Acidentes acontecem por toda parte, e no ambiente de trabalho não é diferente. De acordo com dados do Observatório de Segurança e Saúde no Trabalho do Ministério Público do Trabalho (MPT), o Brasil registra um acidente laboral a cada 49 segundos. Foram registrados nada menos que 4,7 milhões de acidentes de trabalho no país no período que vai de 2012 até o último dia 03 de maio. Ao todo, foram 17.244 acidentes fatais. A média, conforme os últimos números divulgados, é de seis mortes a cada 100 mil trabalhadores dentro do mercado de trabalho formal.

Esses números dão grande embasamento para debates e análises sobre as más condições de segurança e saúde no trabalho e a necessidade de maior fiscalização sobre as empresas.

Apesar de o cenário ter evoluído ao longo dos anos, quando o assunto é segurança no trabalho ainda há problemas que precisam ser corrigidos. “A parte principal não é somente treinar o trabalhador, é conscientizar o empregador que se ele investir em segurança do trabalho vai colher um resultado positivo, vai diminuir os custos, fazendo com que o trabalhador desenvolva sua atividade de forma segura, além de garantir que ele venha até a empresa com saúde e retorne para o seu lar da mesma forma”, destaca o técnico em segurança do trabalho Rafael Tiago Petry.

Entra ano, sai ano e o posto de setor com maior número de acidentes e mortes de trabalhadores no Brasil continua sendo a construção civil. Imprudência, não utilização de equipamento de proteção individual e falta de comprometimento da equipe estão entre as principais causas dos acidentes.

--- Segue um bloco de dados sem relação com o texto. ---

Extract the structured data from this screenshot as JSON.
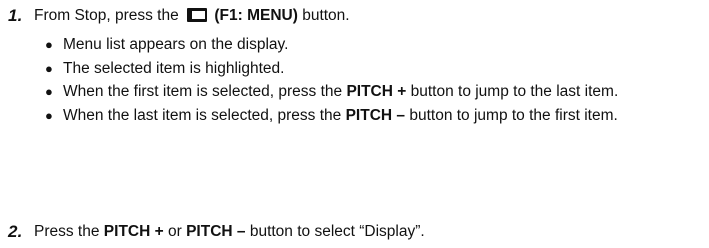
{
  "step1": {
    "number": "1.",
    "before": "From Stop, press the",
    "button_label": "(F1: MENU)",
    "after": "button."
  },
  "bullets": [
    {
      "text": "Menu list appears on the display."
    },
    {
      "text": "The selected item is highlighted."
    },
    {
      "pre": "When the first item is selected, press the",
      "key": "PITCH +",
      "post": "button to jump to the last item."
    },
    {
      "pre": "When the last item is selected, press the",
      "key": "PITCH –",
      "post": "button to jump to the first item."
    }
  ],
  "step2": {
    "number": "2.",
    "pre": "Press the",
    "key1": "PITCH +",
    "mid": "or",
    "key2": "PITCH –",
    "post": "button to select “Display”."
  },
  "icons": {
    "menu_button": "menu-button-icon"
  }
}
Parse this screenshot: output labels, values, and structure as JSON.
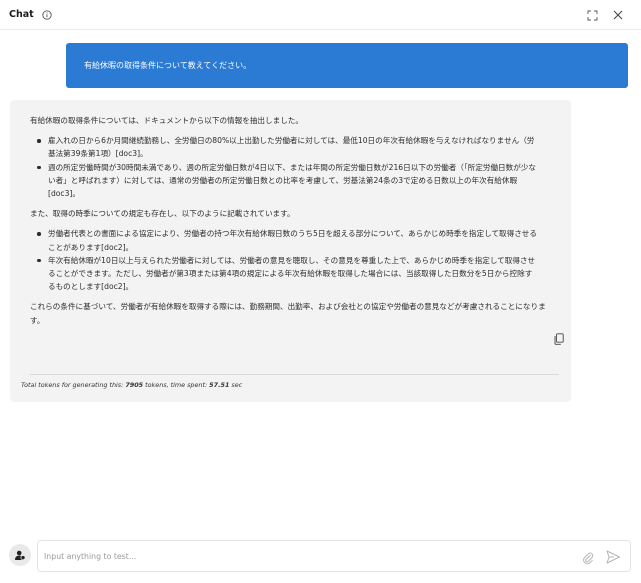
{
  "header": {
    "title": "Chat"
  },
  "conversation": {
    "user_message": "有給休暇の取得条件について教えてください。",
    "assistant": {
      "intro": "有給休暇の取得条件については、ドキュメントから以下の情報を抽出しました。",
      "bullets_1": [
        "雇入れの日から6か月間継続勤務し、全労働日の80%以上出勤した労働者に対しては、最低10日の年次有給休暇を与えなければなりません（労基法第39条第1項）[doc3]。",
        "週の所定労働時間が30時間未満であり、週の所定労働日数が4日以下、または年間の所定労働日数が216日以下の労働者（「所定労働日数が少ない者」と呼ばれます）に対しては、通常の労働者の所定労働日数との比率を考慮して、労基法第24条の3で定める日数以上の年次有給休暇[doc3]。"
      ],
      "middle": "また、取得の時季についての規定も存在し、以下のように記載されています。",
      "bullets_2": [
        "労働者代表との書面による協定により、労働者の持つ年次有給休暇日数のうち5日を超える部分について、あらかじめ時季を指定して取得させることがあります[doc2]。",
        "年次有給休暇が10日以上与えられた労働者に対しては、労働者の意見を聴取し、その意見を尊重した上で、あらかじめ時季を指定して取得させることができます。ただし、労働者が第3項または第4項の規定による年次有給休暇を取得した場合には、当該取得した日数分を5日から控除するものとします[doc2]。"
      ],
      "conclusion": "これらの条件に基づいて、労働者が有給休暇を取得する際には、勤務期間、出勤率、および会社との協定や労働者の意見などが考慮されることになります。",
      "token_prefix": "Total tokens for generating this: ",
      "token_count": "7905",
      "token_mid": " tokens, time spent: ",
      "time_spent": "57.51",
      "token_suffix": " sec"
    }
  },
  "input": {
    "placeholder": "Input anything to test..."
  },
  "icons": {
    "info": "info-icon",
    "expand": "expand-icon",
    "close": "close-icon",
    "copy": "copy-icon",
    "avatar": "assistant-avatar-icon",
    "attach": "paperclip-icon",
    "send": "send-icon"
  },
  "colors": {
    "user_bubble": "#2b7ad3",
    "assistant_card": "#f3f3f3"
  }
}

Segundo o Observatório de Segurança e Saúde no Trabalho, os acidentes que mais vitimam os trabalhadores estão relacionados às quedas com diferença de nível, impacto originário de material projetado e desabamento e desmoronamento. Já os principais agentes causadores foram plataformas, andaimes, telhados e estruturas.

No cenário local a realidade segue os mesmos contornos. Conforme Petry, que há dez anos trabalha com cursos e treinamentos na área de Segurança do Trabalho, além de prestar assessoria para empresas, especialmente construtoras, em Marechal Cândido Rondon o setor lidera as estatísticas de acidentes laborais, tendo em vista as características e riscos que envolvem o desempenho da atividade. “Já aconteceu de a prefeitura me ligar e dizer que não havia os bandejões ou cortinas de contenção em uma determinada obra. São muitas situações que às vezes são deixadas para fazer na próxima laje, no próximo passo da obra. Isso faz com que nós desenvolvamos ainda mais medidas de proteção e segurança, não só para o trabalhador, mas para demais pessoas que possam se envolver nessas áreas de risco”, expõe.

A grande dificuldade do setor de construção civil, de acordo com Petry, se deve à rotatividade do trabalhador. “O trabalhador que está em uma obra hoje, amanhã pode estar em outra. Então se tem um rodízio muito grande. O empregador treina o trabalhador e ele vai para outra obra”, comenta.

Os números de acidentes na construção civil poderiam ser maiores se as estatísticas considerassem os trabalhos informais, já que muitos deles são registrados como acidentes casuais e não laborais.

 

RISCOS

Trabalhar no setor da construção civil oferece muitos riscos. A afirmação vale tanto para as construtoras quanto para os colaboradores.

Há riscos dos mais variados envolvidos em todos os processos. A execução da obra, por exemplo, apresenta risco de acidentes aos funcionários. Dentro do escritório, os riscos são financeiros, como na contratação de prestação de serviços. “A gente cita muito a questão do trabalho em altura, que traz consigo o risco de morte. Eles (trabalhadores) sempre estão expostos a esse tipo de risco. Mas temos outro grande problema que é a parte elétrica. Principalmente em início de obras há muitos serviços provisórios e isso acaba gerando condições inseguras para os trabalhadores. Por isso a necessidade de treinamento e orientação para que eles mesmos desenvolvam um ato seguro”, enaltece Petry.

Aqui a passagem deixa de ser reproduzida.